I’m having a crazy week of teaching this week. I’m teaching two lectures on fisheries economics tomorrow; an R practical in fisheries economic modelling and a lecture on dynamic programming on Wednesday; and a practical in dynamic programming in R and a lecture on ecosystems complexity on Thursday. Meanwhile I’ll be hosting a guest lecture on Wednesday (a speaker from Shell on energy policy) and on Friday (a speaker from Statistics Netherlands on environmental statistics). Next week I’m teaching two lectures on green national accounting, one on fisheries economics (different course), one on cost-benefit analysis, and hosting another two guest lectures.

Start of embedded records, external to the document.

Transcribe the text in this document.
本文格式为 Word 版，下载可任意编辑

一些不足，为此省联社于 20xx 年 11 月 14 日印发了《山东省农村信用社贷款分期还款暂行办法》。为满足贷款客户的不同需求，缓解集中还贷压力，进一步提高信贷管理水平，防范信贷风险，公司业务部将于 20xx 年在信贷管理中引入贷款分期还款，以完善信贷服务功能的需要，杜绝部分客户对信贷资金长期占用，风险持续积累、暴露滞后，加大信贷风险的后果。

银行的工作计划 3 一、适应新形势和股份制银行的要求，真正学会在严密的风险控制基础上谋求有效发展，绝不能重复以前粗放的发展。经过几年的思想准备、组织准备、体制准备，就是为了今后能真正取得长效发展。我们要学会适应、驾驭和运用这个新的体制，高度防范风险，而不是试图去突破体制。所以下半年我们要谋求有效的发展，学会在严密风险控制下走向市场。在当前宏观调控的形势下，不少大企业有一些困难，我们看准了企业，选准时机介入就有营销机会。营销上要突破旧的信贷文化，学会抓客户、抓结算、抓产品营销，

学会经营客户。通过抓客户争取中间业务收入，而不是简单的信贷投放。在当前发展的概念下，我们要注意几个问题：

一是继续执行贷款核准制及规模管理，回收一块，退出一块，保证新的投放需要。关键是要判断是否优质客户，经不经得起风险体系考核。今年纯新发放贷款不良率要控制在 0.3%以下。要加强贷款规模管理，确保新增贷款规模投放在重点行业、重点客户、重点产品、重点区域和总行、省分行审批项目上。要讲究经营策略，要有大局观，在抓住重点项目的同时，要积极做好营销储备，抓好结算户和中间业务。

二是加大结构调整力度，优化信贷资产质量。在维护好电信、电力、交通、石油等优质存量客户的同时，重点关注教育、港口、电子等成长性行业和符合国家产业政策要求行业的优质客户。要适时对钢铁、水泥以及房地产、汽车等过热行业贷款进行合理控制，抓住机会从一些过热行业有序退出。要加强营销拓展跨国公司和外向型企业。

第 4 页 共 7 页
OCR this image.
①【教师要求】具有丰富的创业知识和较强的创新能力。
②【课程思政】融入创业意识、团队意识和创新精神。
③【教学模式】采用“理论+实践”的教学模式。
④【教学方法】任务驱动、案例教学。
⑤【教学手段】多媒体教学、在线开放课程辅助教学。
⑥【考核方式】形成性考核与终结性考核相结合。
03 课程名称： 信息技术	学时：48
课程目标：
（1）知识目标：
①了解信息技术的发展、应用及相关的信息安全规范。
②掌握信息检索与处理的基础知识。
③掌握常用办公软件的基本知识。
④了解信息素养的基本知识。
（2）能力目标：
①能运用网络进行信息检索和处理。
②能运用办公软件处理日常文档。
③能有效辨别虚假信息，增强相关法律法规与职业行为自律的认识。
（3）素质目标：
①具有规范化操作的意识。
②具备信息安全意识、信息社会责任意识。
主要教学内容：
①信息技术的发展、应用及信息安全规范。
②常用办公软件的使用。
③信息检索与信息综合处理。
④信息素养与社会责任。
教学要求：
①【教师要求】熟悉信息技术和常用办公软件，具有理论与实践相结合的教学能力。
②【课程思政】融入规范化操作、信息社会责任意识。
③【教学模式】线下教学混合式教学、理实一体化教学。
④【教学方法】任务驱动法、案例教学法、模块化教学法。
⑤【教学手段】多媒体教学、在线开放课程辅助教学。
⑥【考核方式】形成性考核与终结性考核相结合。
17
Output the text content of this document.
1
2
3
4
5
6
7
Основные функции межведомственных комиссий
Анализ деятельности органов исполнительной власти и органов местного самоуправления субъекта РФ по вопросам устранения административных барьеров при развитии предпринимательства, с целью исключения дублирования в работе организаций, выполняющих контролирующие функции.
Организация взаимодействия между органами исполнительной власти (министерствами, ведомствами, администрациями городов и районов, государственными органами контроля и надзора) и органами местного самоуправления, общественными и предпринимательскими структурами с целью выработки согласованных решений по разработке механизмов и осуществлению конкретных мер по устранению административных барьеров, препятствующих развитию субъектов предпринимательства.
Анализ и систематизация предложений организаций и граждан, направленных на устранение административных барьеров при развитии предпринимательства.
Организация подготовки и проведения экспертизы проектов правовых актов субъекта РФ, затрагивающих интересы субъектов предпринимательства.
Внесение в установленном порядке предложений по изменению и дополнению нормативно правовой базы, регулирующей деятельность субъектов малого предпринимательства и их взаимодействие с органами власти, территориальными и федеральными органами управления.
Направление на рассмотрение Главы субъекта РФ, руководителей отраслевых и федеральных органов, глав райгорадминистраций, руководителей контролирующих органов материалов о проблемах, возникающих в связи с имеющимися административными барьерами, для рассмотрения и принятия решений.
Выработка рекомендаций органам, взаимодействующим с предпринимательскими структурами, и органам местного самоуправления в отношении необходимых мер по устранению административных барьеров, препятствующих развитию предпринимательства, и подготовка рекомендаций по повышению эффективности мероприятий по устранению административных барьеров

It’s like this every year, but I enjoy it as much as it is exhausting. February is a very short teaching term at my university (don’t get me started on the merits, or lack thereof, of our academic calendar), where students are supposed to study one course, full time, in three to four weeks. I contribute to two courses in this term: one MSc course about natural resource economics and one at BSc level where we present six current topics in environmental economic policy from the viewpoint of academics and that of the real world. In the first course I get to tell students all about the topics I deal with most of my research time (fisheries economics, dynamic optimisation, ecosystem management); in the second course I can invite speakers to discuss the nitty-gritty of environmental policy-making with students. What’s not to like?
By the way, in addition to the R practical I revised my introductory text on dynamic programming after seeing how it worked at last year’s practical (not at all). As always, comments are welcome.